Bab-bab Dahulu mengisahkan masa-masa awal kedatangan Lena ke Alam
Liar. Bagaimana gadis itu menjalani kehidupan penuh ancaman dan pemblokiran
sehingga dia dan kawanan pemukimnya hampir selalu berada dalam kelaparan dan
kekurangan obat-obatan. Teman-teman mereka mati satu per satu karena tidak
mampu beradaptasi dengan temperatur dan mengalami sakit namun tanpa persediaan
obat-obatan yang memadai. Dan semua hal itu dijalani Lena tanpa orang-orang
yang dia sayangi. Tanpa ibunya, sepupunya Grace, Hana, dan juga Alex. Susah
payah Lena melupakan Alex yang ia yakini dengan hampir pasti, telah tewas
tertembak Regulator. Atau ika beruntung, ditangkap dan dipenjarakan di Kriptus
dengan kemungkinan yang teramat kecil untuk melarikan diri. Sedang bab-bab Kini
bercerita tentang kehidupan Lena di masa sekarang. Seorang anak SMU biasa yang
mengigau di tengah jam pelajaran, namun aktif mengikuti ekskul yang bergengsi: Deliria
Free Association (DFA). Satu-satunya alasan Lena berada di sana adalah
menjalankan tugas dari kawanannya, sebagai mata-mata bagi pemberontak.

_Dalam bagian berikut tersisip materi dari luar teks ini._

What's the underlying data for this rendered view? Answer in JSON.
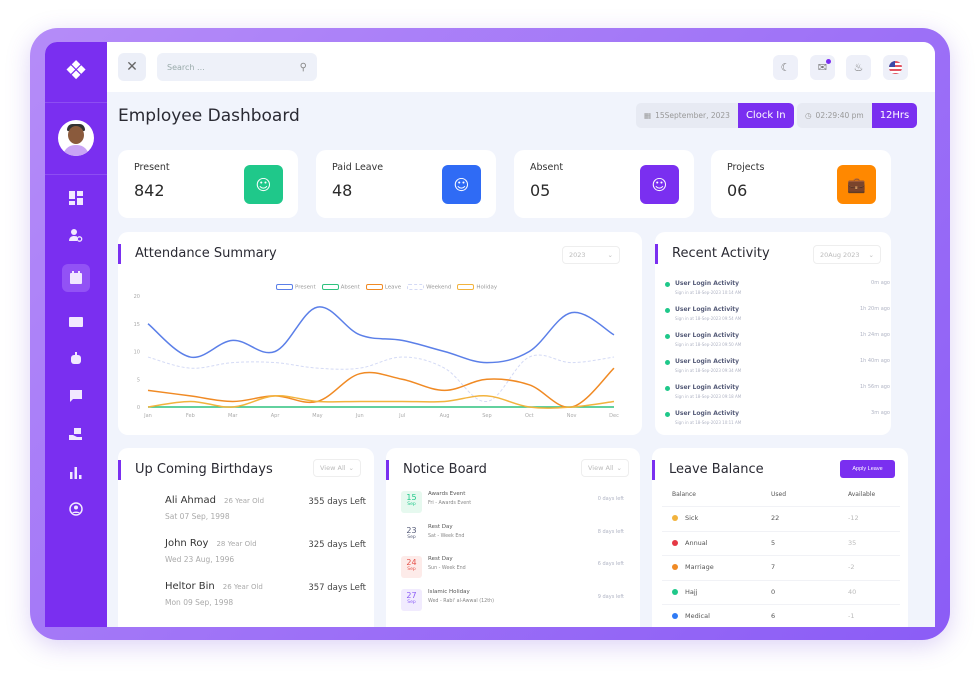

Cukup disayangkan, Pandemonium tidaklah lebih seru dari buku
pertamanya. Tensi dari adegan-adegan pentingnya yang mampu memacu adrenalin
seolah terdistraksi oleh romansa baru Lena. Lauren nampaknya lebih fokus pada
situasi Lena sebagai personal, ketimbang polemik besar yang setiap saat siap
mencengkeram gadis itu dengan kuku-kukunya yang mematikan. Dalam kekacauan yang
disebabkan oleh pemberontakan kelompok anti-DFA, Lauren lebih memilih
mengisahkan, dengan cukup dominan, pertemuan Lena dengan Julian, putera pendiri
DFA, seorang pemuda yang belum disembuhkan. Hal ini akan menjadi guncangan
tersendiri bagi pembaca yang sejak awal telah mengenal Alex dan jatuh cinta
kepadanya. Pembaca yang memihak Alex, saya kira akan senang sekaligus tidak
senang kehadiran Julian Fineman. Senang karena ternyata Julian tidak mampu
menyaingi Alex, dan tidak senang karena mereka, sedikit banyak, mengharapkan
Julian dapat menjadi rival yang tangguh bagi Alex dan membuat kisah cinta Lena
sedikit lebih rumit.
Mengabaikan kisah
cinta Lena, Pandemonium menampilkan
tokoh-tokoh penting baru yang sangat likeable. Sayangnya, mereka hanya
hadir dalam porsi seadanya. Padahal tokoh-tokoh tersebut adalah potensi bagi
pergerakan plot yang lebih dinamis dan pemacu klimaks yang penuh tensi. Sebagai
tokoh utama antihero, Lena tidak memiliki potensi-potensi itu. Karena itulah
saya menunggu interaksi Lena dengan lebih intens dengan tokoh-tokoh kunci dalam
ledakan penting yang sangat ditunggu di buku ini. Meski demikian, saya menyukai
perkembangan karakter Lena. Daya bertahan hidupnya yang mengagumkan, dan
sisi-sisi tertentu--yang mungkin akan mengesalkan pembaca--namun membuatnya
tampak manusiawi.
Terlepas dari segala
ketidakpuasan dalam alur, saya tidak bisa tidak memberi 4 bintang untuk buku
ini, untuk daya adiksi Lauren Oliver dalam berkisah. Untuk narasi-narasinya
yang intens dan detil dalam menggambarkan situasi emosional tokoh-tokohnya, dan
menempatkan kejutan di titik yang tepat. Lauren Oliver benar-benar mengusai
cara untuk menghanyutkanmu ke dasar kesadaran sehingga kau akan lupa caranya
berhenti dan meninggalkannya. Satu elemen penting yang akan selalu dibutuhkan
penulis untuk membuat pembacanya menunggu kisah-kisahnya yang menjelang.
Pembaca, saya kira, harus lebih bersabar, mengingat buku ini sedang menanti
sekuel kedua untuk menggenapkan kisahnya. Karena akhir buku ini mengumpan
pembaca dengan hal yang sudah mereka tunggu sejak Delirium berakhir.